McClellan Nuclear Research Center in Sacramento has the two largest bays in the world for irradiating objects from a nuclear reactor. It was built on a now-closed air force base and used as a non-destructive method of imaging airplane wings to search for damage. The scope of the work at McClellan expanded after the air force base closed and UC Davis took over its management. A significant effort now is scans of parts that will be launched into space, from NASA efforts to private satellites. A defect in a metal part could be catastrophic, and even if a defect is unlikely, the expense of a launch makes worthwhile to do a careful search for possible problems.

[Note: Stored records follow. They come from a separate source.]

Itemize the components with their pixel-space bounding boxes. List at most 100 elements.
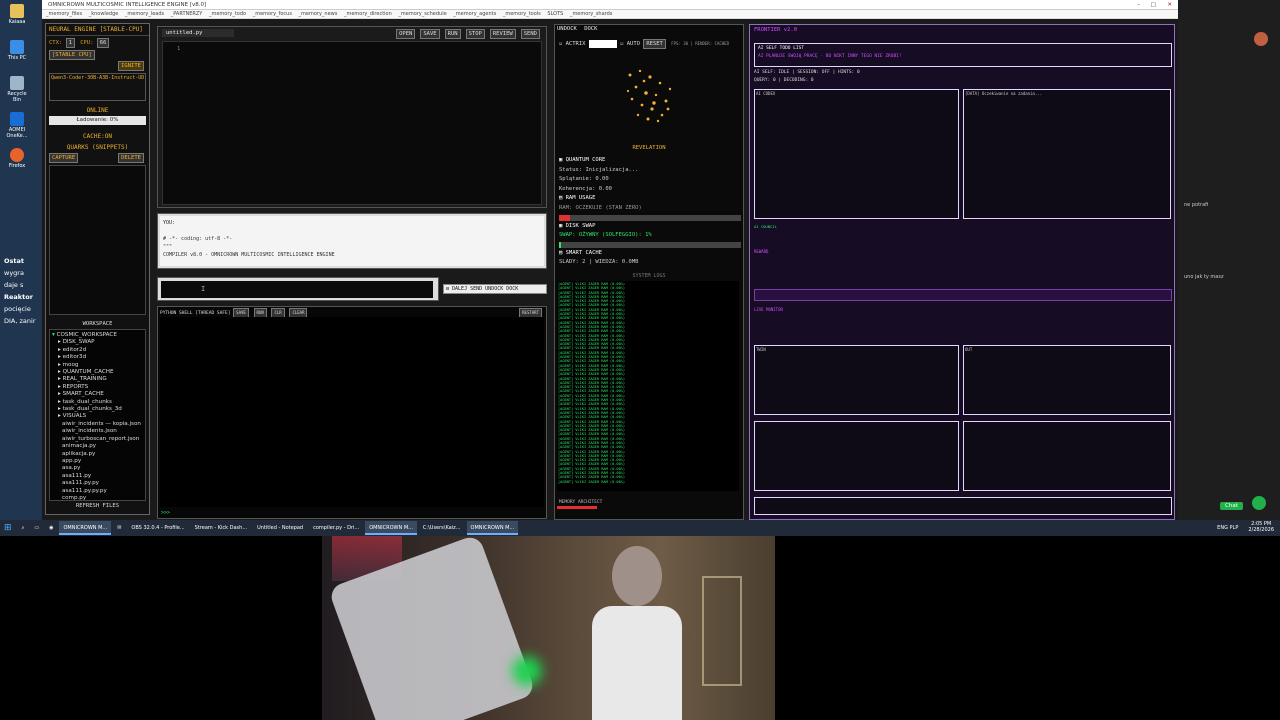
send-button[interactable]: SEND bbox=[520, 29, 540, 39]
menu-item[interactable]: _memory_schedule bbox=[398, 11, 446, 17]
tree-item[interactable]: animacja.py bbox=[52, 443, 143, 450]
close-icon[interactable]: ✕ bbox=[1167, 0, 1172, 10]
prompt-input[interactable]: I bbox=[161, 281, 433, 298]
run-button[interactable]: RUN bbox=[444, 29, 461, 39]
stop-button[interactable]: STOP bbox=[465, 29, 485, 39]
council-cell[interactable]: [DATA] Oczekiwanie na zadania... bbox=[963, 89, 1171, 219]
menu-item[interactable]: _memory_focus bbox=[253, 11, 292, 17]
taskbar-item[interactable]: OMNICROWN M... bbox=[59, 521, 112, 535]
tree-item[interactable]: ▸ DISK_SWAP bbox=[52, 339, 143, 346]
minimize-icon[interactable]: – bbox=[1137, 0, 1140, 10]
system-logs[interactable]: [AGENT] VLIKI ZAGER RAM (0.00%) [AGENT] … bbox=[557, 281, 739, 491]
save-button[interactable]: SAVE bbox=[420, 29, 440, 39]
lower-left-cell[interactable] bbox=[754, 421, 959, 491]
cpu-field[interactable]: 66 bbox=[96, 38, 110, 48]
menu-item[interactable]: _PARTNERZY bbox=[171, 11, 203, 17]
desktop-icon-firefox[interactable]: Firefox bbox=[4, 148, 30, 169]
shell-prompt[interactable]: >>> bbox=[161, 510, 170, 516]
tree-item[interactable]: ▸ QUANTUM_CACHE bbox=[52, 369, 143, 376]
frontier-input[interactable] bbox=[754, 497, 1172, 515]
taskbar-item[interactable]: compiler.py - Dri... bbox=[309, 521, 363, 535]
tree-item[interactable]: asa111.py bbox=[52, 473, 143, 480]
actrix-input[interactable] bbox=[588, 39, 617, 48]
tree-item[interactable]: app.py bbox=[52, 458, 143, 465]
ctx-field[interactable]: 1 bbox=[65, 38, 75, 48]
mail-icon[interactable]: ✉ bbox=[113, 521, 125, 535]
output-cell[interactable]: OUT bbox=[963, 345, 1171, 415]
capture-button[interactable]: CAPTURE bbox=[49, 153, 79, 163]
tree-item[interactable]: ▸ task_dual_chunks_3d bbox=[52, 406, 143, 413]
dalej-button[interactable]: DALEJ bbox=[452, 286, 467, 292]
reset-button[interactable]: RESET bbox=[643, 39, 666, 49]
taskbar-item[interactable]: OMNICROWN M... bbox=[365, 521, 417, 535]
review-button[interactable]: REVIEW bbox=[489, 29, 516, 39]
checkbox-icon[interactable]: ☑ bbox=[559, 41, 562, 47]
quarks-list[interactable] bbox=[49, 165, 146, 315]
tree-item[interactable]: comp.py bbox=[52, 495, 143, 500]
desktop-icon-kaiaaa[interactable]: Kaiaaa bbox=[4, 4, 30, 25]
undock-button[interactable]: UNDOCK bbox=[485, 286, 503, 292]
menu-item[interactable]: SLOTS bbox=[547, 11, 563, 17]
ignite-button[interactable]: IGNITE bbox=[118, 61, 144, 71]
maximize-icon[interactable]: □ bbox=[1151, 0, 1156, 10]
tree-item[interactable]: ▸ VISUALS bbox=[52, 413, 143, 420]
delete-button[interactable]: DELETE bbox=[118, 153, 144, 163]
tree-item[interactable]: ▸ SMART_CACHE bbox=[52, 391, 143, 398]
open-button[interactable]: OPEN bbox=[396, 29, 416, 39]
tree-item[interactable]: aplikacja.py bbox=[52, 451, 143, 458]
avatar[interactable] bbox=[1254, 32, 1268, 46]
tree-item[interactable]: ▸ editor3d bbox=[52, 354, 143, 361]
tree-item[interactable]: aiwir_incidents.json bbox=[52, 428, 143, 435]
shell-output[interactable] bbox=[160, 317, 544, 507]
tree-item[interactable]: ▸ REPORTS bbox=[52, 384, 143, 391]
taskbar-item[interactable]: Untitled - Notepad bbox=[253, 521, 307, 535]
model-field[interactable]: Qwen3-Coder-30B-A3B-Instruct-UD-Q8_ bbox=[49, 73, 146, 101]
date[interactable]: 2/28/2026 bbox=[1248, 527, 1274, 533]
twin-cell[interactable]: TWIN bbox=[754, 345, 959, 415]
search-icon[interactable]: ⌕ bbox=[18, 521, 29, 535]
menu-item[interactable]: _memory_agents bbox=[453, 11, 496, 17]
menu-item[interactable]: _memory_news bbox=[299, 11, 338, 17]
dock-button[interactable]: DOCK bbox=[506, 286, 518, 292]
tree-item[interactable]: ▸ editor2d bbox=[52, 347, 143, 354]
tree-root[interactable]: ▾ COSMIC_WORKSPACE bbox=[52, 332, 143, 339]
taskbar-item[interactable]: C:\Users\Kaiz... bbox=[419, 521, 465, 535]
chat-button[interactable]: Chat bbox=[1220, 502, 1243, 510]
stable-cpu-button[interactable]: [STABLE CPU] bbox=[49, 50, 95, 60]
checkbox-icon[interactable]: ☑ bbox=[620, 41, 623, 47]
refresh-files-button[interactable]: REFRESH FILES bbox=[46, 503, 149, 509]
editor-tab[interactable]: untitled.py bbox=[162, 29, 234, 37]
tree-item[interactable]: ▸ task_dual_chunks bbox=[52, 399, 143, 406]
lower-right-cell[interactable] bbox=[963, 421, 1171, 491]
collapse-icon[interactable]: ⊟ bbox=[446, 286, 449, 292]
codex-cell[interactable]: AI CODEX bbox=[754, 89, 959, 219]
tree-item[interactable]: asa.py bbox=[52, 465, 143, 472]
undock-tab[interactable]: UNDOCK bbox=[557, 26, 577, 32]
menu-item[interactable]: _memory_files bbox=[46, 11, 82, 17]
tree-item[interactable]: asa111.py.py bbox=[52, 480, 143, 487]
send-message-button[interactable]: SEND bbox=[470, 286, 482, 292]
menu-item[interactable]: _knowledge bbox=[89, 11, 119, 17]
desktop-icon-aomei[interactable]: AOMEI OneKe... bbox=[4, 112, 30, 139]
task-view-icon[interactable]: ▭ bbox=[30, 521, 43, 535]
menu-item[interactable]: _memory_direction bbox=[344, 11, 392, 17]
tree-item[interactable]: aiwir_turboscan_report.json bbox=[52, 436, 143, 443]
tree-item[interactable]: ▸ moog bbox=[52, 362, 143, 369]
desktop-icon-recycle-bin[interactable]: Recycle Bin bbox=[4, 76, 30, 103]
menu-item[interactable]: _memory_tools bbox=[503, 11, 541, 17]
menu-item[interactable]: _memory_leads bbox=[125, 11, 164, 17]
chrome-icon[interactable]: ◉ bbox=[45, 521, 57, 535]
windows-start-icon[interactable]: ⊞ bbox=[0, 521, 16, 535]
taskbar-item[interactable]: OMNICROWN M... bbox=[466, 521, 519, 535]
language-indicator[interactable]: ENG PLP bbox=[1213, 521, 1242, 535]
taskbar-item[interactable]: OBS 32.0.4 - Profile... bbox=[127, 521, 188, 535]
tree-item[interactable]: aiwir_incidents — kopia.json bbox=[52, 421, 143, 428]
editor-textarea[interactable]: 1 bbox=[162, 41, 542, 205]
green-action-icon[interactable] bbox=[1252, 496, 1266, 510]
menu-item[interactable]: _memory_todo bbox=[209, 11, 246, 17]
tree-item[interactable]: asa111.py.py.py bbox=[52, 488, 143, 495]
dock-tab[interactable]: DOCK bbox=[584, 26, 597, 32]
taskbar-item[interactable]: Stream - Kick Dash... bbox=[191, 521, 251, 535]
workspace-tree[interactable]: ▾ COSMIC_WORKSPACE ▸ DISK_SWAP ▸ editor2… bbox=[49, 329, 146, 501]
tree-item[interactable]: ▸ REAL_TRAINING bbox=[52, 376, 143, 383]
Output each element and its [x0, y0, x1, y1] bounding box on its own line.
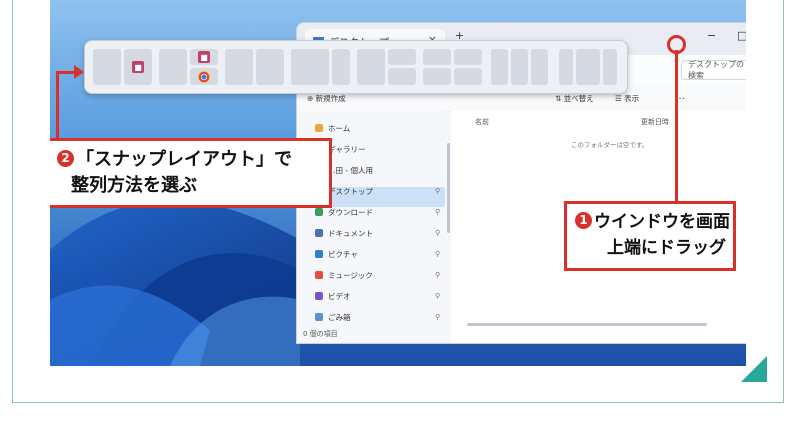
view-button-label: 表示	[624, 94, 640, 103]
callout-1-line-2: 上端にドラッグ	[607, 238, 726, 258]
callout-step-2: 2 「スナップレイアウト」で 整列方法を選ぶ	[50, 138, 332, 208]
nav-item-label: ごみ箱	[328, 312, 351, 322]
pin-icon[interactable]: ⚲	[435, 208, 440, 216]
teams-icon: ■	[198, 51, 210, 63]
teams-icon: ■	[132, 61, 144, 73]
horizontal-scrollbar[interactable]	[467, 323, 707, 326]
status-bar-count: 0 個の項目	[303, 330, 338, 338]
snap-zone-teams[interactable]: ■	[124, 49, 152, 85]
nav-item-label: ピクチャ	[328, 249, 358, 259]
callout-step-1: 1 ウインドウを画面 上端にドラッグ	[564, 201, 736, 271]
snap-zone[interactable]	[454, 68, 482, 85]
step-number-1: 1	[575, 211, 592, 229]
snap-zone[interactable]	[388, 49, 416, 65]
nav-item-icon	[315, 313, 323, 321]
pin-icon[interactable]: ⚲	[435, 271, 440, 279]
snap-zone[interactable]	[559, 49, 573, 85]
chrome-icon	[198, 70, 210, 83]
pointer-arrowhead	[74, 65, 84, 79]
nav-item[interactable]: ホーム	[315, 119, 350, 137]
sort-button-label: 並べ替え	[563, 94, 594, 103]
snap-zone[interactable]	[576, 49, 600, 85]
snap-zone[interactable]	[93, 49, 121, 85]
snap-layout-two-equal[interactable]	[225, 49, 284, 85]
snap-layout-halves[interactable]: ■	[93, 49, 152, 85]
nav-item-icon	[315, 250, 323, 258]
pin-icon[interactable]: ⚲	[435, 250, 440, 258]
nav-item[interactable]: ごみ箱 ⚲	[315, 308, 440, 326]
nav-item[interactable]: ピクチャ ⚲	[315, 245, 440, 263]
nav-scrollbar[interactable]	[447, 143, 450, 233]
nav-item[interactable]: ドキュメント ⚲	[315, 224, 440, 242]
pin-icon[interactable]: ⚲	[435, 187, 440, 195]
nav-item-label: デスクトップ	[328, 186, 373, 196]
nav-item-icon	[315, 124, 323, 132]
callout-1-text-1: ウインドウを画面	[594, 212, 730, 232]
nav-item[interactable]: ミュージック ⚲	[315, 266, 440, 284]
callout-2-line-1: 2 「スナップレイアウト」で	[57, 147, 329, 173]
snap-zone[interactable]	[491, 49, 508, 85]
callout-2-line-2: 整列方法を選ぶ	[71, 175, 197, 196]
view-button[interactable]: ☰ 表示	[615, 93, 639, 104]
nav-item-label: ホーム	[328, 123, 351, 133]
nav-item-label: ドキュメント	[328, 228, 373, 238]
snap-layout-left-split-right[interactable]	[357, 49, 416, 85]
snap-zone-chrome[interactable]	[190, 68, 218, 85]
callout-1-line-1: 1 ウインドウを画面	[575, 209, 733, 235]
nav-item-label: ギャラリー	[328, 144, 366, 154]
minimize-button[interactable]: −	[707, 29, 716, 42]
nav-item-icon	[315, 292, 323, 300]
snap-layout-large-small[interactable]	[291, 49, 350, 85]
pointer-line-vertical	[56, 72, 59, 144]
nav-item-label: …田 - 個人用	[328, 165, 373, 175]
snap-zone-teams[interactable]: ■	[190, 49, 218, 65]
snap-zone[interactable]	[256, 49, 284, 85]
nav-item-icon	[315, 271, 323, 279]
pointer-line-horizontal	[56, 71, 76, 74]
pin-icon[interactable]: ⚲	[435, 313, 440, 321]
snap-layout-wide-center[interactable]	[559, 49, 617, 85]
sort-button[interactable]: ⇅ 並べ替え	[555, 93, 594, 104]
snap-layout-halves-apps[interactable]: ■	[159, 49, 218, 85]
snap-layout-three-columns[interactable]	[491, 49, 548, 85]
search-input[interactable]: デスクトップの検索	[681, 60, 746, 80]
maximize-button[interactable]: □	[737, 29, 746, 42]
snap-layouts-flyout: ■ ■	[84, 40, 628, 94]
snap-zone[interactable]	[291, 49, 329, 85]
snap-zone[interactable]	[159, 49, 187, 85]
nav-item-icon	[315, 229, 323, 237]
screenshot-area: デスクトップ × + − □ デスクトップの検索 ⊕ 新規作成 ⇅ 並べ替え ☰…	[50, 0, 746, 366]
nav-item[interactable]: ビデオ ⚲	[315, 287, 440, 305]
pin-icon[interactable]: ⚲	[435, 229, 440, 237]
drag-guide-line	[675, 50, 678, 208]
snap-zone[interactable]	[423, 49, 451, 65]
nav-item-label: ミュージック	[328, 270, 373, 280]
new-button-label: 新規作成	[315, 94, 346, 103]
column-header-name[interactable]: 名前	[475, 117, 489, 127]
snap-zone[interactable]	[603, 49, 617, 85]
callout-2-text-1: 「スナップレイアウト」で	[76, 149, 292, 170]
new-button[interactable]: ⊕ 新規作成	[307, 93, 346, 104]
snap-zone[interactable]	[531, 49, 548, 85]
snap-layout-grid-quad[interactable]	[423, 49, 482, 85]
snap-zone[interactable]	[511, 49, 528, 85]
pin-icon[interactable]: ⚲	[435, 292, 440, 300]
nav-item-icon	[315, 208, 323, 216]
nav-item-label: ダウンロード	[328, 207, 373, 217]
snap-zone[interactable]	[357, 49, 385, 85]
snap-zone[interactable]	[332, 49, 350, 85]
column-header-date[interactable]: 更新日時	[641, 117, 669, 127]
nav-item-label: ビデオ	[328, 291, 351, 301]
snap-zone[interactable]	[454, 49, 482, 65]
snap-zone[interactable]	[225, 49, 253, 85]
drag-target-ring	[667, 35, 686, 54]
step-number-2: 2	[57, 149, 74, 167]
empty-folder-message: このフォルダーは空です。	[571, 141, 649, 149]
snap-zone[interactable]	[388, 68, 416, 85]
snap-zone[interactable]	[423, 68, 451, 85]
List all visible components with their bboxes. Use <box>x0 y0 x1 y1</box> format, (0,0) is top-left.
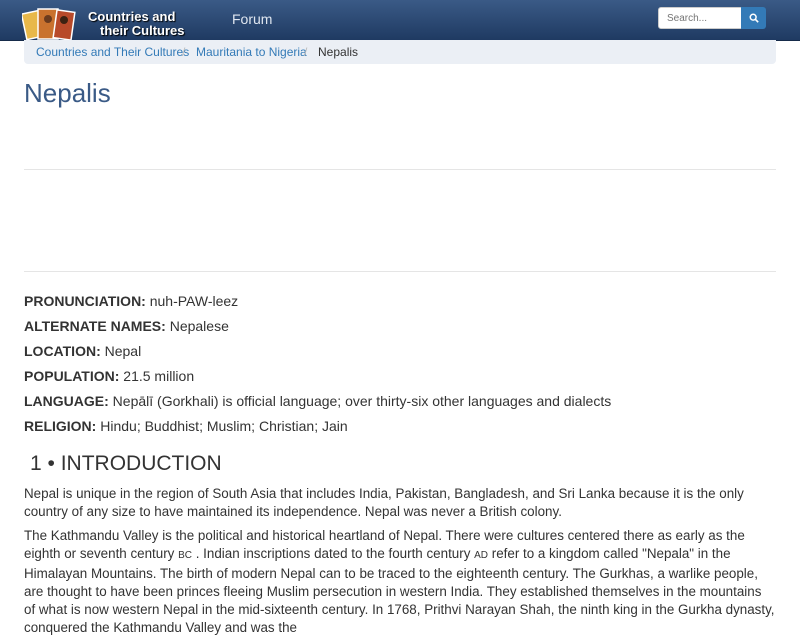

Lawrence Livermore National Laboratory

Livermore Lab hosts the National Ignition Facility (NIF). Lasers tightly focused on a small sample create a plasma that undergoes fusion. Despite the small size of the target, the entire setup is immense, with 192 lasers shooting in from different directions. Last December, NIF reached "breakeven," where the fusion reaction produced more energy than was delivered to the target from the lasers. However, the output remains about a factor of 100 smaller than the energy needed to power all the lasers, so at a practical level we are not about to see a shift to fusion energy!

Lassen Volcanic National Park

Scheduling constraints meant that we left for Lassen the morning after the trip to Livermore. One of those constraints was waiting until enough snow had melted that we could get to the spots we'd like. As the image below shows, there were still some large snow patches in early August. The students are looking at hydrothermal features, although the only one in the photo is the strange gray stream behind them, visible at the left.


Our hike up the Cinder Cone volcano gave plenty of chances to play with volcanic rocks and sand.

    
The trip also included swimming in Butte Lake, groping through the Subway Cave lava tube, and basking at McArthur-Burney falls, which dramatically emerges from the many holes in a wall of volcanic rock.